Why Riverton wants to split from UPD

RIVERTON, Utah -- Riverton City's use of Unified Police as its force took a quick turn Thursday, after a bold move in a 10-and-a-half minute emergency meeting to vote on announcing the city's intent to break away from the agency.

Riverton Mayor Trent Staggs read a letter that cited several issues and concerns-- ranging from transparency, to money, to questioning whether the city is getting what they pay for.

"The formula to calculate our share of pooled services is not in line with one’s actual use of the services," Mayor Staggs said.

The main reason, he explained, stemmed from a proposed resolution by a Unified Police board subcommittee set to be discussed at a UPD board meeting Thursday morning.

The resolution comes in light of the decision by Herriman City to leave UPD and form its own police agency.

Riverton said the resolution would keep other cities from being able to leave Unified Police.

"If we did not take the action that we took this morning... we would be boxed in," said Riverton City Manager Konrad Hildebrandt, to the board at their meeting. "Some of our choices would be limited."

The one-and-a-half page resolution sets boundaries on breaking away from Unified Police.

It states a city must give a year's notice.
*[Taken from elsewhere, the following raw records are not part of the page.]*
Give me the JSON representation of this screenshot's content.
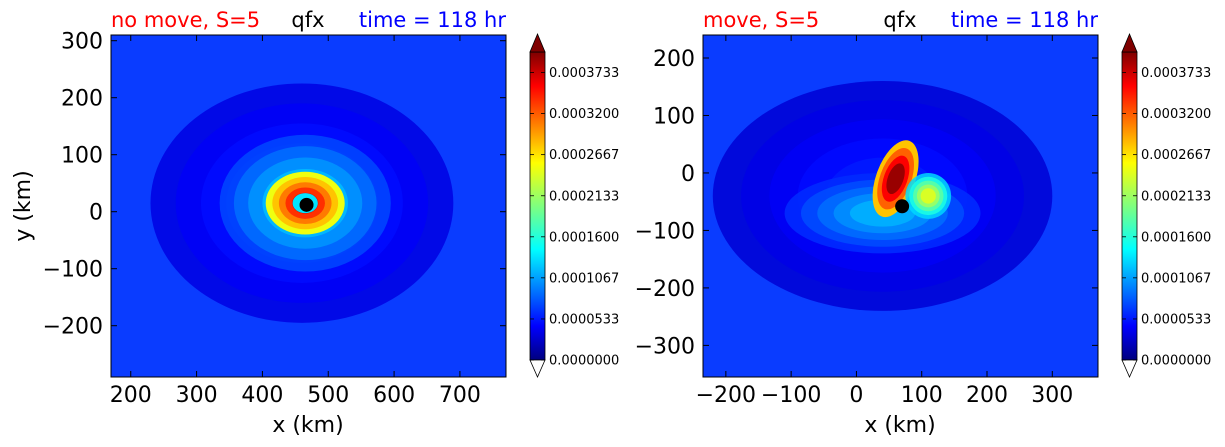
{
  "chart_data": [
    {
      "type": "heatmap",
      "variable": "qfx",
      "title_left": "no move, S=5",
      "title_center": "qfx",
      "title_right": "time = 118 hr",
      "xlabel": "x (km)",
      "ylabel": "y (km)",
      "xlim": [
        170,
        770
      ],
      "ylim": [
        -290,
        310
      ],
      "xticks": [
        200,
        300,
        400,
        500,
        600,
        700
      ],
      "yticks": [
        -200,
        -100,
        0,
        100,
        200,
        300
      ],
      "center_marker": {
        "x": 467,
        "y": 12
      },
      "features": [
        {
          "kind": "ring",
          "x": 465,
          "y": 15,
          "rx": 60,
          "ry": 55,
          "level": 0.00039
        },
        {
          "kind": "blob",
          "x": 465,
          "y": 15,
          "rx": 130,
          "ry": 120,
          "level": 0.00014
        },
        {
          "kind": "blob",
          "x": 460,
          "y": 15,
          "rx": 230,
          "ry": 210,
          "level": 7e-05
        }
      ]
    },
    {
      "type": "heatmap",
      "variable": "qfx",
      "title_left": "move, S=5",
      "title_center": "qfx",
      "title_right": "time = 118 hr",
      "xlabel": "x (km)",
      "ylabel": "",
      "xlim": [
        -235,
        370
      ],
      "ylim": [
        -355,
        240
      ],
      "xticks": [
        -200,
        -100,
        0,
        100,
        200,
        300
      ],
      "yticks": [
        -300,
        -200,
        -100,
        0,
        100,
        200
      ],
      "center_marker": {
        "x": 70,
        "y": -58
      },
      "features": [
        {
          "kind": "arc",
          "x": 60,
          "y": -10,
          "rx": 30,
          "ry": 70,
          "level": 0.00039
        },
        {
          "kind": "blob",
          "x": 110,
          "y": -40,
          "rx": 35,
          "ry": 40,
          "level": 0.00024
        },
        {
          "kind": "blob",
          "x": 40,
          "y": -70,
          "rx": 150,
          "ry": 70,
          "level": 0.00012
        },
        {
          "kind": "blob",
          "x": 40,
          "y": -40,
          "rx": 260,
          "ry": 200,
          "level": 6e-05
        }
      ]
    }
  ],
  "colorbar": {
    "ticks": [
      "0.0000000",
      "0.0000533",
      "0.0001067",
      "0.0001600",
      "0.0002133",
      "0.0002667",
      "0.0003200",
      "0.0003733"
    ],
    "min": 0.0,
    "max": 0.0004,
    "extend": "both"
  }
}
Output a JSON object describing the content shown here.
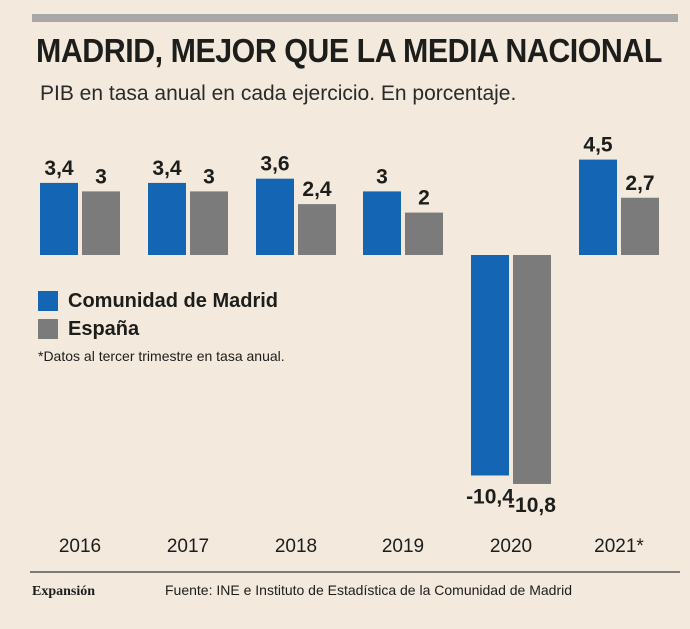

If they don't, Unified Police will reduce what assets the city can take with them.

Jeff Silvestrini, UPD Board Chair and Millcreek Mayor, said examples of assets include patrol vehicles and SWAT equipment.

"There are also computers, radios, firearms, tasers," Silvestrini listed off, sitting in the Millcreek city offices Thursday afternoon. "There's a bunch of hard assets like that, that we all have a share in owning."

He said the resolution also covers liability for retirement.

They're now having to figure out assets over liability with Herriman's exit from the agency.

As both cities now express concerns and frustrations to the point of wanting to do it all themselves instead, Silvestrini acknowledged there are issues within UPD that need to be fixed.

"All i can say is we have been working as a board to try to address those issues," he said. "There are some issues with UPD accounting that all of us share, and we're working to fix those and the sheriff is committed to fixing them."

Riverton expressed that their vote Thursday isn't the final decision, and Hildebrandt said it's possible the council could reconsider.

"The city is more than willing to continue working with the UPD board to correct some of the things we feel are an issue," he said.

Silvestrini said they'll work with Riverton in every way possible to come up with a fair agreement.

While that issue hangs in the balance, the recent decisions from Riverton and Herriman have become a topic in the race for Salt Lake County Sheriff.

Thursday afternoon, a release announced a press conference by candidate Justin Hoyal to take place Friday morning, where he's set to discuss the departures.

"Justin Hoyal will address the lack of confidence in leadership with Salt Lake County Sheriff Rosie Rivera among its numerous partners--including cities, mayors and the police force," the release reads.

After the UPD board meeting Thursday, Sheriff Rivera said the previous board came up with the current policies, budgets, process and cost model that Riverton is questioning.

"There are legitimate issues that they brought up that we are aware of," she said. "I've been dealing with these issues since I was the sheriff. It's something that I inherited from the previous administration and the previous UPD board."